From 148,000 BC to 48,000 BC world population hovered around 11,000 to 40,000. By 8,000 BC world population may have been something under 10 million.
Assuming the fraction of these living in Antarctica and the Americas at the time is negligible, this leaves over six million to be spread over Eurasia and Africa.
In population density maps of the world for One AD (the earliest available from the site cited below), by far the greatest density appears to be along the eastern coast of China. The second greatest density is along the southern coasts of Asia, such as India. Lesser spots of significant human population are few and far between, with a tiny amount on the west coast of Africa.
Thus, it appears the bulk of this six million plus people in 23,000 BC likely live either on the east coast of China, or spread across the south coast of Asia, according to these maps. Note that the inviting tropical southeast Asian peninsula exists smack in the middle of these migration destinations, yet by One AD appears curiously under-populated considering its locale and climate. Could it be that the rising seas which inundated vast tracts of the peninsula between 15,000 BC and 3,000 BC — plus the increasing reach and intensity of storms in the area which accompanies such sea level rises — frightened off a substantial population after thousands of years of steadily encroaching submergence and destruction? Eventually, succeeding generations would come to expect that the invading sea would never stop coming, and perhaps head for the mainland where safer and more permanent settlements might be established. As if these incentives for exodus were not enough, the region is also afflicted with some of the most active volcanoes on Earth, as well as frequent earthquakes. Add in a possibly memorable, even terrifying war or two on the peninsula in its heyday, and you couldn’t come up with a better excuse for multiple generations to flee the region where feasible for them to do so.
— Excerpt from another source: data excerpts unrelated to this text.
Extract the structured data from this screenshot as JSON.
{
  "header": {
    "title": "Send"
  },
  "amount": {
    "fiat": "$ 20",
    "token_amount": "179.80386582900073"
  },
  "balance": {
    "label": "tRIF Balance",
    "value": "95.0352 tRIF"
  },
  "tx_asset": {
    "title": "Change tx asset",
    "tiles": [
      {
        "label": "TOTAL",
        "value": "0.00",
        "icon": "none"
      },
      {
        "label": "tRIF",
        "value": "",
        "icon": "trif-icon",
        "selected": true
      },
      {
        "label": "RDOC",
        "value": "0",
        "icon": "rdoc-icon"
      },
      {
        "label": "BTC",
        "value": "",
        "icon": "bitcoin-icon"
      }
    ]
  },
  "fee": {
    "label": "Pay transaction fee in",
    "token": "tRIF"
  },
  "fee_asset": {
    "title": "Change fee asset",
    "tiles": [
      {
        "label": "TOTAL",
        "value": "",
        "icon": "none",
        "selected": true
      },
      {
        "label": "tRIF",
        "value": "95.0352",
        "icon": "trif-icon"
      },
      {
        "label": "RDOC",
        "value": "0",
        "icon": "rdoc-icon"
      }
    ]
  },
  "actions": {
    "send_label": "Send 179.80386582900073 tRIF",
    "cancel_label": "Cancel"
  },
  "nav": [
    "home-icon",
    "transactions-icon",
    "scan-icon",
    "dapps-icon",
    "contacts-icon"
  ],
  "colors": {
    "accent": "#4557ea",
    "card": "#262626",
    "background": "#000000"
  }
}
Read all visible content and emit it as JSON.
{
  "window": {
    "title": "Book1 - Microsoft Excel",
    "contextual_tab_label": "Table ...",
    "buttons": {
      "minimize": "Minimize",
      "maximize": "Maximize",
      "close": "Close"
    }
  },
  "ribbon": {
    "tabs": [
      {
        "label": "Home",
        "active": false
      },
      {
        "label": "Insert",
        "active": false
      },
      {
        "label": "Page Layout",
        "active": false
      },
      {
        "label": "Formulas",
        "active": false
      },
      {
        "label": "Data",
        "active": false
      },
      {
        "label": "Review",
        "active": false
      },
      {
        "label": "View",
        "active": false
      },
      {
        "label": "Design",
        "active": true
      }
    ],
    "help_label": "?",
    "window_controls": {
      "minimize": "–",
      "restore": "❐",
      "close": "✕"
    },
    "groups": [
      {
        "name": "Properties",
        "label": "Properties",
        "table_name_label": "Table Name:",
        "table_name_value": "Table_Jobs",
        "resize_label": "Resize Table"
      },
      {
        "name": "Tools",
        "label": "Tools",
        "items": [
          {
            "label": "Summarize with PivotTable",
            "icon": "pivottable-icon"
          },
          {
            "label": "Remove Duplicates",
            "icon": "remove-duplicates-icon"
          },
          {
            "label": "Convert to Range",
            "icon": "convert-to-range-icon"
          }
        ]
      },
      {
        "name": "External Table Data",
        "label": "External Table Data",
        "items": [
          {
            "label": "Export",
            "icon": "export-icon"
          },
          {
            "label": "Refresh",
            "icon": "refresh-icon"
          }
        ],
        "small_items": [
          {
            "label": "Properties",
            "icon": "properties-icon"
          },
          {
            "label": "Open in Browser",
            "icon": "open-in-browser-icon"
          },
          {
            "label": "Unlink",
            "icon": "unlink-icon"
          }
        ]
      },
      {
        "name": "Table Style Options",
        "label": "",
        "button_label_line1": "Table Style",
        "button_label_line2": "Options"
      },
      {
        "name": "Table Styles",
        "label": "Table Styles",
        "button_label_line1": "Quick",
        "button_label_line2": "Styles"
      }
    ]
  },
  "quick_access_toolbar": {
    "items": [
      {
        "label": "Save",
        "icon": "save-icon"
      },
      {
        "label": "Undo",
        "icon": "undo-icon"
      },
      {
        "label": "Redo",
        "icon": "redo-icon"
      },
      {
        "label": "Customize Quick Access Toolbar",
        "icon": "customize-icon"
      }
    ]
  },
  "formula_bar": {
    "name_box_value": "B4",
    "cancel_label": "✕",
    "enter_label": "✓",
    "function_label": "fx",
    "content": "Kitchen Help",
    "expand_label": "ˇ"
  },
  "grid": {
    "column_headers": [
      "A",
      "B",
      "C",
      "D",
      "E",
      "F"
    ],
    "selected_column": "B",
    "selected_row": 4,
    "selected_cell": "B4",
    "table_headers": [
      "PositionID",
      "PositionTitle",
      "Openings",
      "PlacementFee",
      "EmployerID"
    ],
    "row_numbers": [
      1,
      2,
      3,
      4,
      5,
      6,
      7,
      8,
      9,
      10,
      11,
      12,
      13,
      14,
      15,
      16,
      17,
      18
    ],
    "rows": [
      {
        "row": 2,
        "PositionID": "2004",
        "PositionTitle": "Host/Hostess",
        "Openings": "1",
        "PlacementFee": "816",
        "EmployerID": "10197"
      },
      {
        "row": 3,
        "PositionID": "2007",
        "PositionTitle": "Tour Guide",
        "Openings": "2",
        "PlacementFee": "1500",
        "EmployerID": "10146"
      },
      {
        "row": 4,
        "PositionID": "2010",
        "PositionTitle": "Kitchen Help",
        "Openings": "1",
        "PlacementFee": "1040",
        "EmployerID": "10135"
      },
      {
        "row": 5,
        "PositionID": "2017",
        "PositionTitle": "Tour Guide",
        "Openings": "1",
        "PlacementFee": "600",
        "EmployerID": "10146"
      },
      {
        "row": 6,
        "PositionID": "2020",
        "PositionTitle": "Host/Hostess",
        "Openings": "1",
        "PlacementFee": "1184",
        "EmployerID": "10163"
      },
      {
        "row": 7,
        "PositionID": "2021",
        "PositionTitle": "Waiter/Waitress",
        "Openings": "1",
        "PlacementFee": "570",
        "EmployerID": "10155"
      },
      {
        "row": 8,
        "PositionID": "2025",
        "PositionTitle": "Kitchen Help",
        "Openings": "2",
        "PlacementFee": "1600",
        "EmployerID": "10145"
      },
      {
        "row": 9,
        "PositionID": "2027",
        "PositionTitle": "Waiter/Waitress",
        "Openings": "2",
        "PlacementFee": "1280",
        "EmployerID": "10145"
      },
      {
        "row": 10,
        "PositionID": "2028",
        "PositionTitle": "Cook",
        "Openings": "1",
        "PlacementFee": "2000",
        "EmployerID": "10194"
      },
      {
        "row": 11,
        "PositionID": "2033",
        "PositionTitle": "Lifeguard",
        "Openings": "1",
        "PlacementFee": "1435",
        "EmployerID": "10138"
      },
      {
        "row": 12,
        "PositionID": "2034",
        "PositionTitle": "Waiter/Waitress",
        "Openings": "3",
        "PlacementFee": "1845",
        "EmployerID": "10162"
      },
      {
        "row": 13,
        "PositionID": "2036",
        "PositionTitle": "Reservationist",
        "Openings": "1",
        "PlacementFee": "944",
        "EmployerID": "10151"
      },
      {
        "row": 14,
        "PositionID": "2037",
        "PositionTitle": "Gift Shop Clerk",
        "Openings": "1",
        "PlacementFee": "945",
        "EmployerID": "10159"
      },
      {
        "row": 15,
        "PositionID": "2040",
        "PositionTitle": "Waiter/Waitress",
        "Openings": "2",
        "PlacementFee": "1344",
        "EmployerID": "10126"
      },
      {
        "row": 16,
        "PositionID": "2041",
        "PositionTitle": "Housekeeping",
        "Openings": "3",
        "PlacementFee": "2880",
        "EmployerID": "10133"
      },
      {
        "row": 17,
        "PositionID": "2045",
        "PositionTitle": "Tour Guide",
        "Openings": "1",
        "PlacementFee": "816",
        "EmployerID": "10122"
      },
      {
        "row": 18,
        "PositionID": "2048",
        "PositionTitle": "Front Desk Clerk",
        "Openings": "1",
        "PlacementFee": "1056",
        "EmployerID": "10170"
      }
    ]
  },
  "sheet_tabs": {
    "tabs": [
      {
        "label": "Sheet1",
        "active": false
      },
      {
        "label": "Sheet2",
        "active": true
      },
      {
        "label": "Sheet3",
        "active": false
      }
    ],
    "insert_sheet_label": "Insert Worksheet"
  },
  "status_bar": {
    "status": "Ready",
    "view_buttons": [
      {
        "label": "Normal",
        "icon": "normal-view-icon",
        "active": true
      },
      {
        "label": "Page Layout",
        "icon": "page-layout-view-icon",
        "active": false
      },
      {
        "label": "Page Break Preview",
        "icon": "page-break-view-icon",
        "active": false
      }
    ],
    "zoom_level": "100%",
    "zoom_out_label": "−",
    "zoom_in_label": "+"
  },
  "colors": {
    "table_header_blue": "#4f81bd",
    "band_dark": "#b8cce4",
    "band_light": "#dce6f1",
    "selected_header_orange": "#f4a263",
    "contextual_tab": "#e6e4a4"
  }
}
People in general have possessed spoken language pretty much globally for at least 75,000 years by now, and perhaps for many hundreds of thousands of years. They have possessed some access to fire for nearly one and a half million years (though the secret of fire-starting may still elude them, forcing them to maintain perpetual fires in community hubs or else seek a flame from neighbours or others; such perpetual fires often burn for years or decades between extinguishing). One element helping make fire more practical is that lamps have been available for almost 50,000 years now (perhaps longer).
The humanity of this period may have possessed brains roughly the same size as XX century man’s for close to 800,000 years by this point.
It is possible that the people of 22,425 BC possess quite sophisticated clothing, body art, and personal accessories, as well as jewellery, fishing and hunting nets, ropes, cords, and string by this time — and perhaps have for at least a couple thousand years already. Musical instruments such as flutes have existed for at least 25,000 years by now. Man-made housing has existed for more than 375,000 years. Food and drink containers have been in use for at least around 80,000 years, perhaps almost half a million. True pottery has been in use for at least around 10,000 years already in Asia.
The prehistory of man may be, after all, full of fascinating mysteries waiting to be discovered.